Microsoft has introduced two open-source tools — RAMPART and Clarity — designed to test the security of AI agents directly in the development process. RAMPART enables engineers to write and run tests for agents’ resilience to attacks such as cross-prompt injections and data exfiltration, while Clarity helps teams identify design risks even before any code is written. Both tools are available on GitHub and are aimed at developers building autonomous AI systems.
What RAMPART is
RAMPART (Risk Assessment and Measurement Platform for Agentic Red Teaming) is a security testing framework built on top of Pytest. It allows developers to create test scenarios that simulate attacks on AI agents and evaluate the results. The stated testing categories include:
- Cross-prompt injections — situations where untrusted data enters the AI system indirectly through processed sources such as email, files, or web pages;
- Unintended behavioral regressions — cases where the agent starts behaving in ways that were not intended;
- Data exfiltration — unauthorized extraction of information from the system.
An adapter is required to connect the agent under test to the framework. RAMPART evaluates test results and generates a report, covering both adversarial and normal-operation scenarios.
Its positioning relative to its predecessor — PyRIT (Python Risk Identification Tool), which Microsoft released more than two years ago — is particularly important.

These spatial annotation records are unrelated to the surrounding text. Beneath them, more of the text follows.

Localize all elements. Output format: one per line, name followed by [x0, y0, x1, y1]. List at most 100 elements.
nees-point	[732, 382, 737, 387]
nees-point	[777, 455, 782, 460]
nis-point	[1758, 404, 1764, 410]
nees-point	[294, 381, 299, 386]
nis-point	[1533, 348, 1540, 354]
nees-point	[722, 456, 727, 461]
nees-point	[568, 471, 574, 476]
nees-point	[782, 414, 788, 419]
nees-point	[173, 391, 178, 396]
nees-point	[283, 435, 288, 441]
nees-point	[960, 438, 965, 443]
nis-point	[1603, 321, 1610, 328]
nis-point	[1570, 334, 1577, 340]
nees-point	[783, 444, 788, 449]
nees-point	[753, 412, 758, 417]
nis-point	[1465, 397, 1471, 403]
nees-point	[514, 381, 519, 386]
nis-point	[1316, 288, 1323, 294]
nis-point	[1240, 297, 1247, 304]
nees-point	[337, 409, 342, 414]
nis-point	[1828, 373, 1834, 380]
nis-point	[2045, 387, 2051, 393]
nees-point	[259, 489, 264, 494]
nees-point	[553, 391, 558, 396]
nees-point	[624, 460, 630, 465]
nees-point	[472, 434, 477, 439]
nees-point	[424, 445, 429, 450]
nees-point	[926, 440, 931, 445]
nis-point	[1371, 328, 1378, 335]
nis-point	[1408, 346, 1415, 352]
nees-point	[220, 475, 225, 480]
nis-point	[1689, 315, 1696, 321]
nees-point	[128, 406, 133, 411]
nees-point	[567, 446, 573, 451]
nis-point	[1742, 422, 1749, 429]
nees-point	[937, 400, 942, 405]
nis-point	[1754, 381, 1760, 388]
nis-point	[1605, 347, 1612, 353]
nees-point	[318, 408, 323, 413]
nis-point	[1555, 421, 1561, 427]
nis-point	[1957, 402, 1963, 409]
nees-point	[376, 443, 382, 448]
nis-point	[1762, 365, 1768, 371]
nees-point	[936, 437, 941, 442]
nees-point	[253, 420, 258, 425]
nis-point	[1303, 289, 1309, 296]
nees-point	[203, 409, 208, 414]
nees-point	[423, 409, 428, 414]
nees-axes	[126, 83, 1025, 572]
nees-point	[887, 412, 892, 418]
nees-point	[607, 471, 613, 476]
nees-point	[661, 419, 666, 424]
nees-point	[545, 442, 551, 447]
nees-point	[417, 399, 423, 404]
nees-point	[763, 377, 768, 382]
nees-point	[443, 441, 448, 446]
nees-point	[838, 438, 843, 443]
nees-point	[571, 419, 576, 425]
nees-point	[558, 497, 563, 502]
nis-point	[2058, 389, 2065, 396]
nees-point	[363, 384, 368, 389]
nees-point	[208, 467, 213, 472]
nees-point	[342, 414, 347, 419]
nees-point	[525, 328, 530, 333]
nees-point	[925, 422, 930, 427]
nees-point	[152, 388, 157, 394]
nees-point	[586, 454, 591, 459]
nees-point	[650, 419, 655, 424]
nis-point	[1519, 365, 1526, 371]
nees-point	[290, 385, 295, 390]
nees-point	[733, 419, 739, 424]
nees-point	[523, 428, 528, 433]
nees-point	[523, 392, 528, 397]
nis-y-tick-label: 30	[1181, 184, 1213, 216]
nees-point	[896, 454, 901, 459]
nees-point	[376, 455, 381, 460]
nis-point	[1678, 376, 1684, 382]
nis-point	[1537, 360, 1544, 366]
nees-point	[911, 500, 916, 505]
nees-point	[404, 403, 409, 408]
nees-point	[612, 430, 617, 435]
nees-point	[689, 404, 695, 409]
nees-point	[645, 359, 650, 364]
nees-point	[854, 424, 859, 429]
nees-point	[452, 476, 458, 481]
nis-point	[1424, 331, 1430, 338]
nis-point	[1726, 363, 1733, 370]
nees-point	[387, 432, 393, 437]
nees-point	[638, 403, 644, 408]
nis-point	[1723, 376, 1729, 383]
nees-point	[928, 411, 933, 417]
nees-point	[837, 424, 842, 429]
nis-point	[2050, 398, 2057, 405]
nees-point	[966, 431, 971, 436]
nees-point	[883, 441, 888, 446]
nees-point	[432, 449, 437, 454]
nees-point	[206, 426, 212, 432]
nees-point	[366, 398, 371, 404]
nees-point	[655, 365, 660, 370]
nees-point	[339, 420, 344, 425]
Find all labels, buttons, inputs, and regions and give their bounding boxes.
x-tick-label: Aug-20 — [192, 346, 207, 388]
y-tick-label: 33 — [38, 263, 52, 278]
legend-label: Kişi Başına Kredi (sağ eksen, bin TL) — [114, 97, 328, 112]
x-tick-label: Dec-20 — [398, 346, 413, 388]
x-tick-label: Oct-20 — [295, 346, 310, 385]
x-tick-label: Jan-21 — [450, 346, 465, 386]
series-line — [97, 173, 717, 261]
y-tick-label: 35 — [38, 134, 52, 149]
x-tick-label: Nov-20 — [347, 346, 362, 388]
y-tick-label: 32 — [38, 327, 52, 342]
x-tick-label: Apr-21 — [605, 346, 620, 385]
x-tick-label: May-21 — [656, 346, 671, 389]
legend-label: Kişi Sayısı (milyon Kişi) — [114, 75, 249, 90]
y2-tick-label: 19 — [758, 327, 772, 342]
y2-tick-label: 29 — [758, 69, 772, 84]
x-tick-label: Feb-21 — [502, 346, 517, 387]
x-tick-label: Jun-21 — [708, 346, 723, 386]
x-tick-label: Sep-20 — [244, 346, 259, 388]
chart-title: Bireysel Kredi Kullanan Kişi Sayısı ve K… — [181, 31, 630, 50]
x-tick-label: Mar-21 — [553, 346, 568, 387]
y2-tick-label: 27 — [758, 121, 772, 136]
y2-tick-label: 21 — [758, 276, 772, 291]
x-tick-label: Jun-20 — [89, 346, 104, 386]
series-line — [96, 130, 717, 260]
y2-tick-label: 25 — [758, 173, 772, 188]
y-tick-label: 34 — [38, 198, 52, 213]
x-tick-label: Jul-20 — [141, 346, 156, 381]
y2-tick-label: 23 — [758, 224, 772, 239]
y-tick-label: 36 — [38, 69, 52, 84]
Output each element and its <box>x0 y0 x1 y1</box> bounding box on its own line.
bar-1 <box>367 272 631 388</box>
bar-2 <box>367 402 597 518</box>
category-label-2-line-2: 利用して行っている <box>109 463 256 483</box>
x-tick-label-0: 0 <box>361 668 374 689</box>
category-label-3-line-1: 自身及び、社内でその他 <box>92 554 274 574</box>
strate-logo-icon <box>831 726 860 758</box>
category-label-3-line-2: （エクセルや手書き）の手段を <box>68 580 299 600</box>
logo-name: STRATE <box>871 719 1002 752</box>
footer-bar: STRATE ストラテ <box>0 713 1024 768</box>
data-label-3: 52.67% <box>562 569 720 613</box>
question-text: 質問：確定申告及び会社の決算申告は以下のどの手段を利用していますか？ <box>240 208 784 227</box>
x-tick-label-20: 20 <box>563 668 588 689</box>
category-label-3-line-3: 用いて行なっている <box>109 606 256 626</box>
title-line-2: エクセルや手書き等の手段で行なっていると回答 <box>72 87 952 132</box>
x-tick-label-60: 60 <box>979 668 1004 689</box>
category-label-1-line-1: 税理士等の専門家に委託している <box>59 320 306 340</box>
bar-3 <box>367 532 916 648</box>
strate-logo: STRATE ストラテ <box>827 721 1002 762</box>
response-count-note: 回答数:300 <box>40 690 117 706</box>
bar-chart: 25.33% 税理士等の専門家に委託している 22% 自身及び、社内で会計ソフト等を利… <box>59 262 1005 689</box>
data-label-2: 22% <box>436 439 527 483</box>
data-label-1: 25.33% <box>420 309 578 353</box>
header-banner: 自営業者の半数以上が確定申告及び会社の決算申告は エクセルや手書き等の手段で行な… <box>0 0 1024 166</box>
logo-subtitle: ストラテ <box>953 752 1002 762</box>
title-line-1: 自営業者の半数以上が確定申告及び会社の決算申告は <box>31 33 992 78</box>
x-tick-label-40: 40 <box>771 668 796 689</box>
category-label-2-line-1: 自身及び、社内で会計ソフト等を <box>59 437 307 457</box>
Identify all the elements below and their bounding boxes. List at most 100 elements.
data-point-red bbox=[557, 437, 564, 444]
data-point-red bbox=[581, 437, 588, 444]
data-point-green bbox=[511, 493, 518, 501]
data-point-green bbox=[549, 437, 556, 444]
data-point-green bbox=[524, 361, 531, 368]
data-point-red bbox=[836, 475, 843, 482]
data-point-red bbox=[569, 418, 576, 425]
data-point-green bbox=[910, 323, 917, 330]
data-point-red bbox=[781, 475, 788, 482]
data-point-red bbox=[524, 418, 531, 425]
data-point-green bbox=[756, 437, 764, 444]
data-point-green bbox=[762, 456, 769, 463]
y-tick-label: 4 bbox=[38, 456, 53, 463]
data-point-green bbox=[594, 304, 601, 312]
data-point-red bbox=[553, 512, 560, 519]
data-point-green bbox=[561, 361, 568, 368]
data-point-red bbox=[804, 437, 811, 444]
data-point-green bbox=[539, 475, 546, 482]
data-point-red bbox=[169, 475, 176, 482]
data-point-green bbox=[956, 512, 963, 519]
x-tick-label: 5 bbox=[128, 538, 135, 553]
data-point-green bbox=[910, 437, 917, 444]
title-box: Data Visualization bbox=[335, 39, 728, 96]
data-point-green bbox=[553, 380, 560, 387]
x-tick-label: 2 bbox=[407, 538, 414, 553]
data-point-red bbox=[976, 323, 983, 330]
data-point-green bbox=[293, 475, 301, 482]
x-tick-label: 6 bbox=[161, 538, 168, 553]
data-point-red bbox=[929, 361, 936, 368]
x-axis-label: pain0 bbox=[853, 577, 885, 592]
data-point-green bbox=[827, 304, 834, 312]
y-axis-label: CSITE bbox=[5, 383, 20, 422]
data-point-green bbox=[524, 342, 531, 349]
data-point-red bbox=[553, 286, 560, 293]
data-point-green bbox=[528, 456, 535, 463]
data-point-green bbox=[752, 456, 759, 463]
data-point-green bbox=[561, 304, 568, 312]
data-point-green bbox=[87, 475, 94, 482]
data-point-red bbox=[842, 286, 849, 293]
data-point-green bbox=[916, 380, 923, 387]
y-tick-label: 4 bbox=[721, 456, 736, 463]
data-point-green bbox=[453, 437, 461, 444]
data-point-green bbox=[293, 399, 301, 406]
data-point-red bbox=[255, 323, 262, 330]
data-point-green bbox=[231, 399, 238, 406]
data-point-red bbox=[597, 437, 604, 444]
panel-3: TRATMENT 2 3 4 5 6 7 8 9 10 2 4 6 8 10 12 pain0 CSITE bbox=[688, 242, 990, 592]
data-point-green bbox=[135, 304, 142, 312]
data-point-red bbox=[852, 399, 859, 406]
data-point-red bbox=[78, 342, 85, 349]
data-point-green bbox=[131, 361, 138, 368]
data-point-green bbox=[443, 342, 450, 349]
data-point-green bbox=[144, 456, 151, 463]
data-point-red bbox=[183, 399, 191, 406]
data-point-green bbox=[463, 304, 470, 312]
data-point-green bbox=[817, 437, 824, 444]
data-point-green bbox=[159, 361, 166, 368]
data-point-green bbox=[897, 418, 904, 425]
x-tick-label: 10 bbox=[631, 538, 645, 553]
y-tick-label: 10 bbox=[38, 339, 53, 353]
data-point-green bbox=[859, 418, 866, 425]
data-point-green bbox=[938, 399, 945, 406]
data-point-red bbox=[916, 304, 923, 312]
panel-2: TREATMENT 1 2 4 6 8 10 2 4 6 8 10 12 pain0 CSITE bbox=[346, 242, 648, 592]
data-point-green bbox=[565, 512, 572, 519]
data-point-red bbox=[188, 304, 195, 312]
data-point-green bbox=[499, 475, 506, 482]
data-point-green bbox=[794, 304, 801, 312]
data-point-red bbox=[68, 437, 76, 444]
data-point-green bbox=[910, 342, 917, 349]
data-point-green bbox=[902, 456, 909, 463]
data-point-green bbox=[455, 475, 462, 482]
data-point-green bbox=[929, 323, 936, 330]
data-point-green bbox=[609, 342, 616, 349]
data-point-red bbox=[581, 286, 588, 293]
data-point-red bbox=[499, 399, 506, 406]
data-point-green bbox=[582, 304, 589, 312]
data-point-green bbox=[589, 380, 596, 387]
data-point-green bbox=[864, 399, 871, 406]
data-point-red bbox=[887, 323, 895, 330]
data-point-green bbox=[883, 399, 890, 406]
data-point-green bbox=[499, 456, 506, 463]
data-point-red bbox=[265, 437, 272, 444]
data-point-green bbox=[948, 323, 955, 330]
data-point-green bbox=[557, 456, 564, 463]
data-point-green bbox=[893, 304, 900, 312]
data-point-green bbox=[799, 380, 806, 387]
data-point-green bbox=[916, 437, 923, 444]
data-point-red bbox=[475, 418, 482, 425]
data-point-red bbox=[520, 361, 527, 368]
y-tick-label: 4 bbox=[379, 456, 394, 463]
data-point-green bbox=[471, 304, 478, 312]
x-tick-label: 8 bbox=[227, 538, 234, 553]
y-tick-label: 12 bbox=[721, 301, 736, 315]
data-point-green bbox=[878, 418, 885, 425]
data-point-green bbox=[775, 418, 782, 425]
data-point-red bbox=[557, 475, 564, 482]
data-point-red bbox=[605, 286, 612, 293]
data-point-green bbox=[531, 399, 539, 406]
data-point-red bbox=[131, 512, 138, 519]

According to the company, PyRIT is optimized for black-box research of already built systems, whereas RAMPART is created for engineers working on a system during its construction. In effect, RAMPART is built on top of PyRIT, turning exploratory red teaming findings into reproducible engineering tests.
The role of Clarity in the development lifecycle
Clarity tackles a different task: it is a tool for structured analysis of design decisions at the early stages. Microsoft describes it as “an AI-powered thinking partner that pushes back” — it guides the team through refining the problem, exploring solution options, analyzing possible failures, and recording the decisions made.
The idea is to capture why a particular decision was made — for example, what tool access an agent receives — before the system is built. As noted in the announcement, the goal is to give product managers and engineers the ability to validate their assumptions at the start of the project, when changing course is still inexpensive.
Strategic context: from one-off checks to a continuous process
The key idea behind both tools is the shift from one-off AI security audits to a set of “living artifacts” that accompany the system throughout its entire lifecycle. Microsoft states that it intends to make incidents reproducible and remediation measures verifiable, scaling the knowledge gained from red teaming into executable engineering assets.
This reflects a broader trend: as AI agents gain access to real tools and data, traditional security approaches — checks at the final stage — are becoming insufficient. Agent-specific threats such as cross-prompt injections are not covered by standard application security testing tools.
Practical recommendations
- For teams developing AI agents: assess whether RAMPART can be integrated into your existing CI/CD pipeline. A Pytest-based framework lowers the adoption barrier for teams already using the Python ecosystem.
- At the design stage: use Clarity to document security-related assumptions before implementation begins — especially those concerning agents’ access to external tools and data sources.
- For existing PyRIT users: RAMPART complements rather than replaces PyRIT. Consider the combination: PyRIT for exploratory vulnerability discovery, RAMPART for regression testing of identified issues.
It should be taken into account that the stated capabilities of both tools are based solely on Microsoft’s description — at the time of publication, no independent evaluation of their effectiveness is available. Teams planning adoption are advised to start with pilot testing on non-critical agents, assess detection quality on their own scenarios, and only then scale usage to production systems.